«Les autres sont peut-être surpris, mais moi, je m'y attendais. Je pensais même que le refus serait plus net.» L'assistante de direction de l'hôtel Carlton n'a pas pris congé ce dimanche. La votation genevoise sur la vente de l'établissement à un groupe allemand a tenu Sonia Carluy en haleine, comme les autres employés de l'hôtel.

Finalement, le verdict est serré, mais sans appel. En rejetant à 51,38% la vente du Carlton à l'investisseur de Francfort Ignaz Blodinger qui entendait en faire un quatre- étoiles, la population a soutenu le comité référendaire qui exige que l'établissement soit transformé en logements pour étudiants. L'occasion était trop belle d'exprimer l'inquiétude face à la considérable crise du logement.

Question de prix

Des squatters avaient occupé en mai les 125 studios du Carlton. Mais selon le Conseil d'Etat, l'achat de l'hôtel et sa rénovation en vue d'une affectation au logement étudiant aurait coûté trop cher: pour offrir les studios à 450 francs par mois, il aurait fallu que l'achat n'excède pas 8 millions, en tenant compte des travaux à entreprendre. Or l'acquéreur choisi par la Fondation de valorisation des actifs de la Banque cantonale genevoise (BCGe) en avait offert 15,3 millions.

Et maintenant? La transaction est annulée, et le contribuable pourrait en souffrir. Si la vente avait été acceptée, l'Etat aurait déjà perdu 10 millions par rapport aux 26 millions que la BCGe a engloutis dans cet immeuble depuis 1970. Et si l'option du logement bon marché est retenue, le Carlton ne pourra être vendu à plus de 8 millions. Pour la Fondation de valorisation, dont le mandat est de se débarrasser des «casseroles» héritées de la BCGe, la moins-value serait sévère.

La pirouette du ministre

L'affaire a pris une telle ampleur que le Conseil d'Etat a tenu conférence de presse dimanche. Le magistrat socialiste en charge du logement n'a pas hésité à afficher sa satisfaction. Pour Laurent Moutinot, «la population genevoise a enfin pris conscience de la gravité de la pénurie du logement. Quand on connaît le degré de résistance affiché lorsqu'il s'agit de faire des constructions, on ne peut que se réjouir de ce résultat.»

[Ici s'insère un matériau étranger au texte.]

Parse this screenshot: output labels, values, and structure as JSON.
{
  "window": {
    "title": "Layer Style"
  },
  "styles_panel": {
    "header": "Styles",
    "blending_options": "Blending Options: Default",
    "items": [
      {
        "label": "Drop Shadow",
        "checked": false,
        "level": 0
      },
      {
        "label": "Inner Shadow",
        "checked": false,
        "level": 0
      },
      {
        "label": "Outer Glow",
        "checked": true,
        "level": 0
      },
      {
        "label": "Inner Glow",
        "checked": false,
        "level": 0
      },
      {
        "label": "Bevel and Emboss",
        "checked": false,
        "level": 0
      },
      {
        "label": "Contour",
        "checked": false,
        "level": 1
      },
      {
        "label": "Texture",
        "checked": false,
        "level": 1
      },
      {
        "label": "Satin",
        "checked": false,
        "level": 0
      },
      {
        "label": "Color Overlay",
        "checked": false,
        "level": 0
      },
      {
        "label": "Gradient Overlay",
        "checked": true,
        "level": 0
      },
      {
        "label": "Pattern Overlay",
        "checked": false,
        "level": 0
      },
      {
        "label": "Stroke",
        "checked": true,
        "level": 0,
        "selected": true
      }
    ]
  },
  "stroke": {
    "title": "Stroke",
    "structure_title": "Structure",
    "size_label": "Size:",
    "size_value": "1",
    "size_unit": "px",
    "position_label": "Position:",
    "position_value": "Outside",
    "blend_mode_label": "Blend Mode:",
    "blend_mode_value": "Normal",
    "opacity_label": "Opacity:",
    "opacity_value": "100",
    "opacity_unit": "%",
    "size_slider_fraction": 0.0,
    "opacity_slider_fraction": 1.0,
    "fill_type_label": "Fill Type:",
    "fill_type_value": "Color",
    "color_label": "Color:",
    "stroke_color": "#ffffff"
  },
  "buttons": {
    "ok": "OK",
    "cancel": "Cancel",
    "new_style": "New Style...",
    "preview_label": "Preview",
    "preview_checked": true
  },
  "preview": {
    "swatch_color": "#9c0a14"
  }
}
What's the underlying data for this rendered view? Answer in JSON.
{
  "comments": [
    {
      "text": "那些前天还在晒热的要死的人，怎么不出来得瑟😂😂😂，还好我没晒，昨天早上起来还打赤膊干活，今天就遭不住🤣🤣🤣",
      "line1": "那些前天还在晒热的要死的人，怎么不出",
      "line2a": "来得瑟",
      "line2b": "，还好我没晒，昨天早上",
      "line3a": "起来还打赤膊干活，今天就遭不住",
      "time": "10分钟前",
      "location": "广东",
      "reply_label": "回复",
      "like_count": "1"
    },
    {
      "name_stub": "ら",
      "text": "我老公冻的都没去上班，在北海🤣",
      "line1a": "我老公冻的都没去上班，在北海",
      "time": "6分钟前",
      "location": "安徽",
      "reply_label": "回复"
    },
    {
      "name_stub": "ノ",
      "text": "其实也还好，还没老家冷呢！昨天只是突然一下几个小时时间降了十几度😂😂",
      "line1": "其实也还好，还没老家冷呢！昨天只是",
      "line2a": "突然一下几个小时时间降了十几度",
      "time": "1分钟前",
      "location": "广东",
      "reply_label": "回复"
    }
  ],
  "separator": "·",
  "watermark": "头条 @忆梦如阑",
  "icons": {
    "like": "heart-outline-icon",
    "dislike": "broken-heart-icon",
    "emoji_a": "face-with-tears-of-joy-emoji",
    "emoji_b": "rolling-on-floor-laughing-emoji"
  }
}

Soulignant l'absence de clivage gauche-droite, puisque des communes plut aisées comme Chêne-Bourg et Presinge ont voté non, le conseiller d'Etat a livré son interprétation: «Le rôle de la Fondation de valorisation est de minimiser les pertes de la BCGe qui coûte 2,5 milliards au contribuable. C'est pour cela que l'Etat n'est pas intervenu. Mais le peuple demande qu'un autre usage soit fait du Carlton. Nous devons donc soulever une autre question: la Fondation doit-elle prendre en compte la nécessité de logement?»

Nullement ébranlé par un scrutin que la droite interprète comme une condamnation de sa politique du logement, Laurent Moutinot redoute en revanche «le débat compliqué» qui s'annonce. Car pour les partisans du logement social, l'affaire n'est pas gagnée. Désormais, il revient à la Fondation de valorisation de décider du sort du Carlton. Trois cas de figure pourraient se présenter. Soit le projet du collectif Carlton est accepté, soit la Fondation trouve un nouvel acquéreur privé. Ou alors, le Conseil d'Etat dépose un projet de loi pour racheter l'immeuble.

La fantaisie de trop

Cette dernière option ne manquerait pas de susciter les foudres de la droite. Président des libéraux, Olivier Jornot promet déjà: «Dans le contexte financier actuel, si le Conseil d'Etat avait la fantaisie de demander un crédit pour racheter le Carlton, il se heurterait à un front d'opposition virulent au Grand Conseil.»

En tout cas, une analyse du mandat de la Fondation sera nécessaire. Selon la présidente du gouvernement, la libérale Martine Brunschwig Graf, il s'agit désormais d'examiner «quels sont les objets du parc immobilier que l'on pourrait affecter au logement pour éviter que la problématique du Carlton se pose à nouveau».